Brendan’s features freeze in midsyllable, as if the wind changed direction just as he pulled a weird face. “Brendan? Can you hear me?” Nothing. I groan with frustration and Zimbra looks up, worried. I try rethreading, I try resetting my tab, I try waiting. I didn’t even ask if he’d heard from Sharon in Australia, but now the coverage has gone and something tells me it won’t be coming back.

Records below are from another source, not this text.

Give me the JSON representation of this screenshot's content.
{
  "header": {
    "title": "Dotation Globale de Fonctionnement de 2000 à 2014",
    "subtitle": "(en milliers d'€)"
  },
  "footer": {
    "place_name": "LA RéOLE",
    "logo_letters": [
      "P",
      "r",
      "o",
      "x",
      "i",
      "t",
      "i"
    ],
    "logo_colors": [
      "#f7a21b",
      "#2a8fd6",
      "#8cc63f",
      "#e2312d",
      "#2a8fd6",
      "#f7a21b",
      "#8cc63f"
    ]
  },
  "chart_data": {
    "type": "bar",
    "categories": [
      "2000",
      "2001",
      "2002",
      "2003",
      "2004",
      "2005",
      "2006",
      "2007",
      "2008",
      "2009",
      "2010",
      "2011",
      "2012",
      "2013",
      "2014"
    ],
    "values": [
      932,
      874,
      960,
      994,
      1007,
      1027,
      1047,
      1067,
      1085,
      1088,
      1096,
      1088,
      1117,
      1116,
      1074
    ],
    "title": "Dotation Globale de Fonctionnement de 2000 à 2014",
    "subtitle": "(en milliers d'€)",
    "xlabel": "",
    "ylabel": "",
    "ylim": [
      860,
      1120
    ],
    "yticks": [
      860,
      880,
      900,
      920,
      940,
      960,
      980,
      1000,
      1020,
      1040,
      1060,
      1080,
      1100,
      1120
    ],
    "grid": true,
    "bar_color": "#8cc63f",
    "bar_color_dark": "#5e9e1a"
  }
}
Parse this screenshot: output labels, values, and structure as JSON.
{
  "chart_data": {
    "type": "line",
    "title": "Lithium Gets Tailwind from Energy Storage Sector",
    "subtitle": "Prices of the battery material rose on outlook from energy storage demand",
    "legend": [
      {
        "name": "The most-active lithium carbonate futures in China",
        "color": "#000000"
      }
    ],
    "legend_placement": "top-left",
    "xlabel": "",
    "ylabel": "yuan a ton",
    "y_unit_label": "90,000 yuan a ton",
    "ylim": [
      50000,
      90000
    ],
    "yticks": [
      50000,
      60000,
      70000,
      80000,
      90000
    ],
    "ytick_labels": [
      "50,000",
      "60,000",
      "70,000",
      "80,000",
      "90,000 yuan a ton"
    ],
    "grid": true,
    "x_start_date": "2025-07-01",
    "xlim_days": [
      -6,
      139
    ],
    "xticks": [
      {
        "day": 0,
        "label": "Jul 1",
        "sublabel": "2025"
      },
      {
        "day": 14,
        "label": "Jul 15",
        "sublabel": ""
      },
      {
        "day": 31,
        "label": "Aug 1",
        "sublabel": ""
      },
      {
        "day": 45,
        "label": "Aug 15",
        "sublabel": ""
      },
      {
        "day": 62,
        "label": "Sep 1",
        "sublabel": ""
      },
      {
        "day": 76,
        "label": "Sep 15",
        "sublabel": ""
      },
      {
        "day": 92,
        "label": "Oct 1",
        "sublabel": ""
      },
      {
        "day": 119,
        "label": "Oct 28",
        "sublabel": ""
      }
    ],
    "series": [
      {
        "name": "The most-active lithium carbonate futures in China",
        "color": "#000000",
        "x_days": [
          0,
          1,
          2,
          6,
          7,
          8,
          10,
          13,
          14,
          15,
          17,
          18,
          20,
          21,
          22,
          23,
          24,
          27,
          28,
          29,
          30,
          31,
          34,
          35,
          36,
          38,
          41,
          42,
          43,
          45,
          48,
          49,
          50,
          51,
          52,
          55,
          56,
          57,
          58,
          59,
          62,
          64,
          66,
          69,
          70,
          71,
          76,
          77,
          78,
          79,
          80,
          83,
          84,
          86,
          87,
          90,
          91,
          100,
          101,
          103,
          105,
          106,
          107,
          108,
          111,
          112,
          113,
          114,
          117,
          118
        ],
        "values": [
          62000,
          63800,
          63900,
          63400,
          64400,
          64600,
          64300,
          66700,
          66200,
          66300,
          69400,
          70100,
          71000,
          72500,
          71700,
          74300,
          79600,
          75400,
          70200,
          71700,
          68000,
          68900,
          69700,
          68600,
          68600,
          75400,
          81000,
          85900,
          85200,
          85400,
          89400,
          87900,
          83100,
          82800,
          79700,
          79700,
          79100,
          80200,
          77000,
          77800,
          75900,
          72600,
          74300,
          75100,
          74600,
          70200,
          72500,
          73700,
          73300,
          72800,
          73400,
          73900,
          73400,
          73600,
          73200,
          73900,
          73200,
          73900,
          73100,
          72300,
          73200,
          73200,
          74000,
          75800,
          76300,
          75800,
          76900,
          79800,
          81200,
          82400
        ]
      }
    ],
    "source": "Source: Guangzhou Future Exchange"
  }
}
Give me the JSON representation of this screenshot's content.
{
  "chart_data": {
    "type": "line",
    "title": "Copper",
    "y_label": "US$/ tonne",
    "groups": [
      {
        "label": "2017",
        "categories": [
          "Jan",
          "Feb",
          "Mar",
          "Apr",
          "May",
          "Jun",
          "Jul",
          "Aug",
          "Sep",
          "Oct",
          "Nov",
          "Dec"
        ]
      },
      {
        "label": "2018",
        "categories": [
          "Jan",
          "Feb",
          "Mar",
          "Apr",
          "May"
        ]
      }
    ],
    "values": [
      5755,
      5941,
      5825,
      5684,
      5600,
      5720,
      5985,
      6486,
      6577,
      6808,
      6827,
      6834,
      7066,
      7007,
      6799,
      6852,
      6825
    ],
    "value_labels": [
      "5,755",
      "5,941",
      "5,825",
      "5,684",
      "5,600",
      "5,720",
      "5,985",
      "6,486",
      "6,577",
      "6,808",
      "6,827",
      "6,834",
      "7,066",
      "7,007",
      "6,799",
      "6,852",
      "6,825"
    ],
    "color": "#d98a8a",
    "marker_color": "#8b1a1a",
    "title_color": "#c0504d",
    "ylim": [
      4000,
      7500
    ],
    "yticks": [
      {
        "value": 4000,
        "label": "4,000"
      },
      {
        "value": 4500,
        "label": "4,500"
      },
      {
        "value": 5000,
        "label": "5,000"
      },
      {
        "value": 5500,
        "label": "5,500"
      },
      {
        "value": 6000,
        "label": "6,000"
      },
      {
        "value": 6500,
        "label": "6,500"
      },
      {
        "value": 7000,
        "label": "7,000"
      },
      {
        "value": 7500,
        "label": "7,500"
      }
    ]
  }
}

UP IN MY room, I can’t get to sleep. Shadows bloom in the corners, swaying a little against darker darkness. The wind’s risen, the roof creaks, the sea booms. What Brendan said is on imperfectly remembered, nonstop shuffle repeat: I think of better things to say, calming things, but as usual it’s too late. My big brother, the onetime multimillionaire property developer, looked so hollowed out and so fragile. I envy the God-intoxicated Boyces of the world. Prayer may be a placebo for the disease of helplessness, but placebos can make you feel better. At the end of my garden the sound of waves dies and gives birth to the sound of waves, forever and ever, Amen. Across the corridor, Rafiq says something in his sleep, quite loud and afraid and in Arabic. I get up, go to his room, and say, “You okay, Raf?” but he’s asleep and mumbling, so I go back to my warm bed. My stomach makes a buried squeal. Once upon a time “my body” meant “me,” pretty much, but now “me” is my mind and my body is a selection box of ailments and aches. My molar throbs, the pain in my right side is jaggedy, rheumatism rusts my knuckles and knees, and if my body was a car I’d have traded it in, years ago. But my small, late, unexpected family—me, Lorelei, Rafiq, Zimbra, and Mo—will last only as long as my body functions. The O’Dalys would look after the kids as best they could, I know, but the world is getting worse, not better. I’ve seen the future and it’s hungry.

My fingers find Jacko’s silver labyrinth, looped on its cord over my bedpost, and I press it against my forehead. The pattern of its walls, passageways, and junctions cools my hot brain down a bit. “I doubt you survived,” I murmur to any real angel, to any surviving Horologist, “so I doubt you’ll hear me. But let me be wrong. Give me one final abracadabra. Two golden apples, if you can spare them. Get the kids out of here, somewhere safe, if anywhere is safe. Please.”